Looking at one specific industry, Ross said there are 89 printing firms in the Quad-State region. Two of them -  Quad Graphics in Martinsburg, W.Va., and Phoenix Color in Hagerstown - will employ 3,000 people within a few years, he predicted.

He said Quadco recently met with printing industry officials to discuss work force development. He said the area needs a program to produce entry-level employees and upgrade the skills of those already in the printing industry.

"It really needs a strong commitment from the industries themselves," Ross told the legislators.

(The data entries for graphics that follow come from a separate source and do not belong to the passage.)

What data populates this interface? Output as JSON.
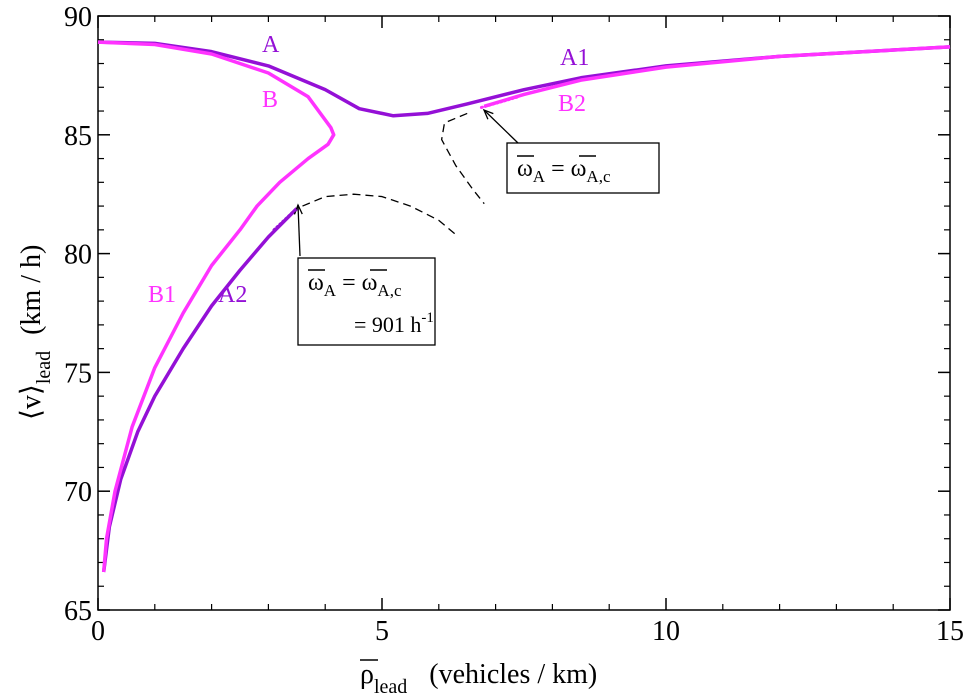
{
  "chart_data": {
    "type": "line",
    "x_label": {
      "main": "ρ",
      "sub": "lead",
      "unit": "(vehicles / km)"
    },
    "y_label": {
      "main": "⟨v⟩",
      "sub": "lead",
      "unit": "(km / h)"
    },
    "xlim": [
      0,
      15
    ],
    "xticks": [
      0,
      5,
      10,
      15
    ],
    "xminorticks": [
      1,
      2,
      3,
      4,
      6,
      7,
      8,
      9,
      11,
      12,
      13,
      14
    ],
    "ylim": [
      65,
      90
    ],
    "yticks": [
      65,
      70,
      75,
      80,
      85,
      90
    ],
    "yminorticks": [
      66,
      67,
      68,
      69,
      71,
      72,
      73,
      74,
      76,
      77,
      78,
      79,
      81,
      82,
      83,
      84,
      86,
      87,
      88,
      89
    ],
    "series": [
      {
        "color": "#9410d6",
        "x": [
          0,
          1,
          2,
          3,
          4,
          4.6,
          5.2,
          5.8,
          6.5,
          7.5,
          8.5,
          10,
          12,
          15
        ],
        "values": [
          88.9,
          88.85,
          88.5,
          87.9,
          86.9,
          86.1,
          85.8,
          85.9,
          86.3,
          86.9,
          87.4,
          87.9,
          88.3,
          88.7
        ]
      },
      {
        "color": "#9410d6",
        "x": [
          0.1,
          0.2,
          0.4,
          0.7,
          1.0,
          1.5,
          2,
          2.5,
          3,
          3.5
        ],
        "values": [
          66.6,
          68.5,
          70.5,
          72.5,
          74,
          76,
          77.8,
          79.3,
          80.7,
          81.9
        ]
      },
      {
        "color": "#ff33ff",
        "x": [
          0,
          1,
          2,
          3,
          3.7,
          4.1,
          4.15,
          4.05,
          3.7,
          3.2,
          2.8,
          2.5,
          2,
          1.5,
          1,
          0.6,
          0.3,
          0.15,
          0.1
        ],
        "values": [
          88.9,
          88.8,
          88.4,
          87.6,
          86.6,
          85.3,
          85,
          84.6,
          84.0,
          83.0,
          82,
          81,
          79.5,
          77.5,
          75.2,
          72.7,
          70,
          68,
          66.6
        ]
      },
      {
        "color": "#ff33ff",
        "x": [
          6.8,
          7.5,
          8.5,
          10,
          12,
          15
        ],
        "values": [
          86.2,
          86.7,
          87.3,
          87.85,
          88.3,
          88.7
        ]
      },
      {
        "color": "#000000",
        "dashed": true,
        "x": [
          3.6,
          4.0,
          4.5,
          5.0,
          5.5,
          6.0,
          6.3
        ],
        "values": [
          82.0,
          82.4,
          82.5,
          82.4,
          82.0,
          81.4,
          80.8
        ]
      },
      {
        "color": "#000000",
        "dashed": true,
        "x": [
          6.5,
          6.1,
          6.05,
          6.3,
          6.6,
          6.8
        ],
        "values": [
          85.9,
          85.5,
          84.8,
          83.7,
          82.7,
          82.1
        ]
      }
    ],
    "annotations": [
      "A",
      "B",
      "A1",
      "B2",
      "B1",
      "A2"
    ],
    "boxes": [
      {
        "lhs": "ω",
        "lhs_sub": "A",
        "eq": "=",
        "rhs": "ω",
        "rhs_sub": "A,c",
        "value": "= 901 h",
        "value_sup": "-1"
      },
      {
        "lhs": "ω",
        "lhs_sub": "A",
        "eq": "=",
        "rhs": "ω",
        "rhs_sub": "A,c"
      }
    ]
  }
}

Ross updated the conference on the realignment of Letterkenny Army Depot, where 1,500 acres will eventually be turned over to the civilian Letterkenny Industrial Development Authority. He said the first parcels, totaling about 250 acres, should be turned over to the authority in the next three months.

That includes six industrial buildings and "We have commitments at this point for virtually every building that will be conveyed," Ross said.

The depot has lost 3,000 jobs in recent years and could lose another 800 by next summer, according to Ross. "Can we replace those jobs at commensurate wages and benefits? That's the challenge," he said.

He said economic development officials are aiming to attract businesses to the Cumberland Valley Business Park "that pay three times the minimum wage on average."

John C. Howard, the economic development director for the Hagerstown-Washington County Economic Development Commission, updated the legislators on the Lakeside Corporate Center at PenMar, the new name for Fort Ritchie, Md., which will close next month.

Howard said there are 157 developable acres on the 638-acre site divided into 41 parcels ranging from 21/2 to 5 acres. Targeted industries for the center include research and development, information technology, federal government contractors and corporate training.